Tokelau is not a wealthy community, with a purchasing power of about US$1,000(€814) per capita. The government is almost entirely dependent on subsidies from New Zealand. It has annual revenues of about less than US$500,000 (€410,000) against expenditures of some US$2.8 million (€2.3 million). The deficit is made up by aid from New Zealand. Tokelau exports around US$100,000(€80,000) of stamps, copra and handicrafts (woven and carved) and imports over US$300,000(€245,000) of foodstuffs, building materials and fuel to and from New Zealand. New Zealand also pays directly for the cost of medical and education services.

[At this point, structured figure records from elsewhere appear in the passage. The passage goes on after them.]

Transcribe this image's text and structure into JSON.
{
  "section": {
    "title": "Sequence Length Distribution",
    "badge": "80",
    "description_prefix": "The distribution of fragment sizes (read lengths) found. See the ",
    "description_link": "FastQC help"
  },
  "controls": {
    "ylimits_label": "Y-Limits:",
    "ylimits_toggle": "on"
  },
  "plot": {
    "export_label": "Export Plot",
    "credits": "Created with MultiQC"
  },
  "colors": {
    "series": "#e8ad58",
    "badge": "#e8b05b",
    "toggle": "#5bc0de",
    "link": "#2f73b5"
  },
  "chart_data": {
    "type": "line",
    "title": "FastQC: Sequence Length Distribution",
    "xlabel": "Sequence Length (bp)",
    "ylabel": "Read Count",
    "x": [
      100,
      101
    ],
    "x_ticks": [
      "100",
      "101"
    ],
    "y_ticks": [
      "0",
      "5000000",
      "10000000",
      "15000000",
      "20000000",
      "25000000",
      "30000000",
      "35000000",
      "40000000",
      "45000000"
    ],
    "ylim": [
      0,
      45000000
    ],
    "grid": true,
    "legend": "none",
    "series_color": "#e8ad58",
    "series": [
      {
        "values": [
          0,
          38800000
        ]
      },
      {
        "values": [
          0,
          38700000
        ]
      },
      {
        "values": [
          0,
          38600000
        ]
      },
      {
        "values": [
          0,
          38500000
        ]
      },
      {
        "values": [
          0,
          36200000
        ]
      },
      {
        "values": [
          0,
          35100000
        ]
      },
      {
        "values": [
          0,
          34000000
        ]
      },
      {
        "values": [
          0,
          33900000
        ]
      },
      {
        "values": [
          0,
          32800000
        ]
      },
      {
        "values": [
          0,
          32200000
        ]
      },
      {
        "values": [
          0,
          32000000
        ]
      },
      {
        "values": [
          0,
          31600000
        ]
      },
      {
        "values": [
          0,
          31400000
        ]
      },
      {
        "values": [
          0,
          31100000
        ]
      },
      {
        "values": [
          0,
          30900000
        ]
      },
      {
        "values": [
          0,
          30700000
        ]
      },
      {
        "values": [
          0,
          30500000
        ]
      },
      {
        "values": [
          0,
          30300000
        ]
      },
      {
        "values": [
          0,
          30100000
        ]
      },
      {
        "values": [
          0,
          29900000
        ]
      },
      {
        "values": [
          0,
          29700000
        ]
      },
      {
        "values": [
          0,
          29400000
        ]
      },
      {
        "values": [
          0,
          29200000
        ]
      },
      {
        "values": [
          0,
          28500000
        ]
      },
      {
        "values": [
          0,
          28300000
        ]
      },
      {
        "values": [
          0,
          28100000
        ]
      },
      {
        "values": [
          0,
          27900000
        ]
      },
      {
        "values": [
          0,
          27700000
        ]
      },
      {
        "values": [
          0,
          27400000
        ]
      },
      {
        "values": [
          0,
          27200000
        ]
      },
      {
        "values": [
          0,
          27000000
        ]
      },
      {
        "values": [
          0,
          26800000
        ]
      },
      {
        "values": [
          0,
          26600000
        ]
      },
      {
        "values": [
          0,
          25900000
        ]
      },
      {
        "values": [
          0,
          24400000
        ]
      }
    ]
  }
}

A large number of Tokelauan people live in New Zealand and support their families in Tokelau by remittances.

Local industries include small-scale enterprises for copra production, wood work, plaited craft goods, stamps, coins, and fishing. Agriculture and livestock produces coconuts, copra, breadfruit, papayas, bananas, pigs, poultry and few goats.


Tokelau has fewer than 1,500 Polynesian inhabitants in three villages who speak Tokelauan and English. Their isolation and lack of resources greatly limits economic development and confines agriculture to the subsistence level. The very limited natural resources and overcrowding are contributing to emigration to New Zealand, resulting in a population decline of about 0.9% per year. Depletion of tuna has made fishing for food more difficult.

The atoll of Fakaofo, southernmost of the Tokelau Islands
The atoll of Fakaofo, southernmost of the Tokelau Islands

On the island of Atafu, all inhabitants are members of the Congregational Christian Church of Samoa. On Nukunonu all are Roman Catholic. On Fakaofo, both denominations are present with the Congregational Christian Church predominant. The total proportions are: Congregational Christian Church 70%, Roman Catholic 28%, other 2%.

Internet domain names

Tokelau has an Internet country code top-level domain ( ccTLD), .tk, and attempts to make money for the island by selling domain names. However, to gain publicity, Tokelau gives most domain names under its authority away to anyone for free. Free domains are pointed to Tokelau nameservers that redirect HTTP traffic via HTML frames to a specified web page and redirects 5 email addresses to external addresses. Only paid domains get the option of using a different nameserver (enabling more services and disabling the web/email forwarding).